LNG team pushing for speedy implementation
The team set up to implement Jamaica’s liquefied natural gas (LNG) ambitions says the project is in jeopardy of failing if some of the advice of a World Bank-recommended team of consultants are adopted.
Several of the recommendations contained in the teams report require a delay in the implementation of the project, but the LNG team is adamant the current timelines must be kept or the project will fail.
The report from the consultants is yet to be released, but the Gleaner/Power 106 News has obtained a copy of the LNG team’s responses to the recommendations contained in the report.

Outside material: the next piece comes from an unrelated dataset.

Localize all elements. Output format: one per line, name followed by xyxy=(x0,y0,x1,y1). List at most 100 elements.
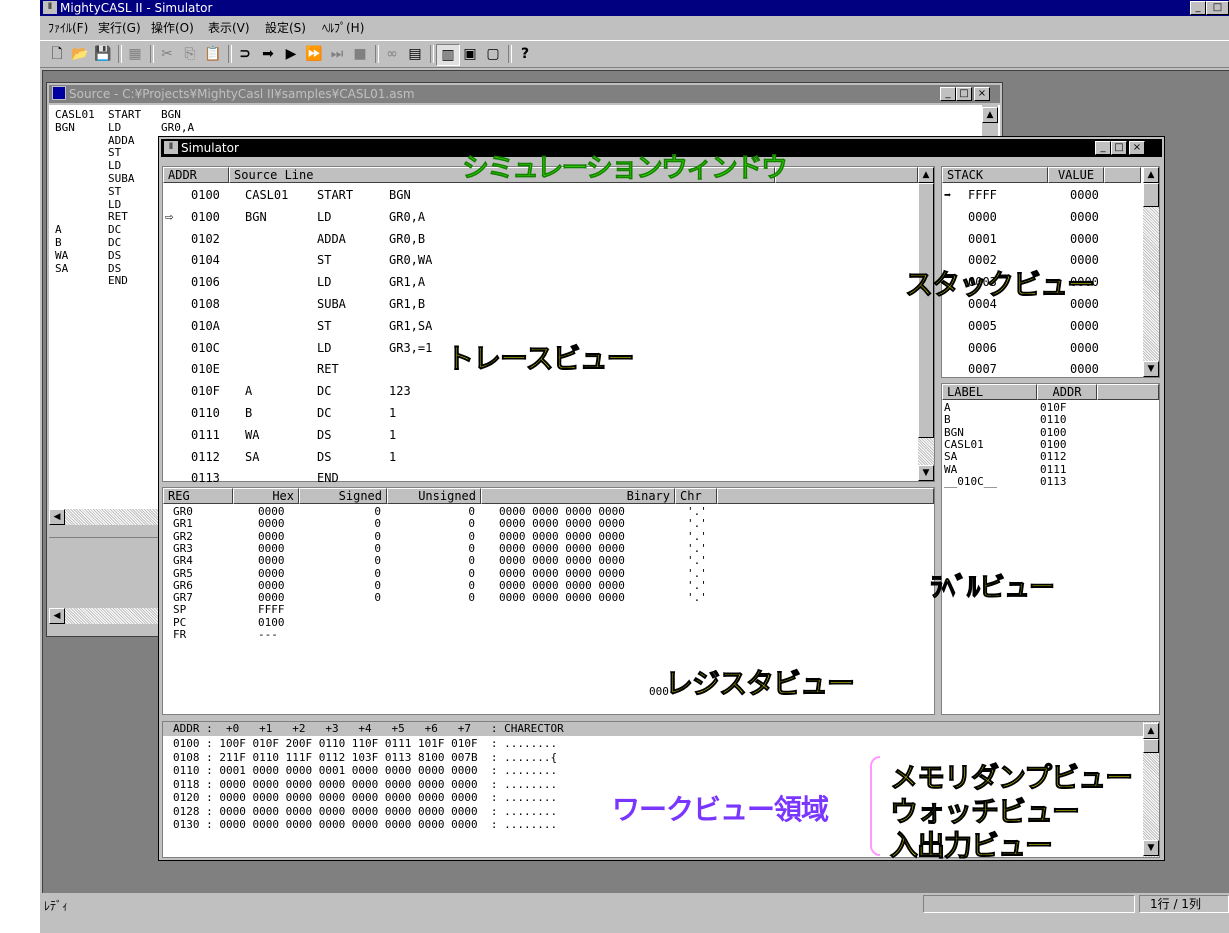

In the document, the LNG team tries to convince, Prime Minister Bruce Golding, who now has ultimate responsibility for the project, that stalling is not a viable option.
The consultants have suggested to the Bruce Golding administration that it should put the LNG plan on hold until the middle of this year while the Office of Utilities Regulations (OUR) develops a new framework for regulating the industry.
Based on the document, the consultants have also recommended a project restart, competitive tendering, and a front-end engineering and design study before pushing ahead with the project.
However, to LNG team says some of must be done in parallel with the ongoing efforts to identify the offtakers, develop the commercial framework and land LNG.
The team says given the country’s long history of false starts in introducing LNG, Jamaica runs the risk of interested parties backing away from the project.
It says the opportunity costs of a delay at this time could run up to 100 million dollars per month and would push the project back at least two years to 2015.
The team has also dismissed concerns that the Government might be left saddled with future gas purchases, because it had failed to obtain both a letter of intent to purchase from the bauxite company Jamalco and a purchase commitment from the Jamaica Public Service Company.
It says the Government of Jamaica would have no financial responsibility for gas purchases.
The team says while it remains optimistic that Jamalco will participate in phase one of the LNG project, the threshold volume would be sufficient to support the venture, even without the bauxite company.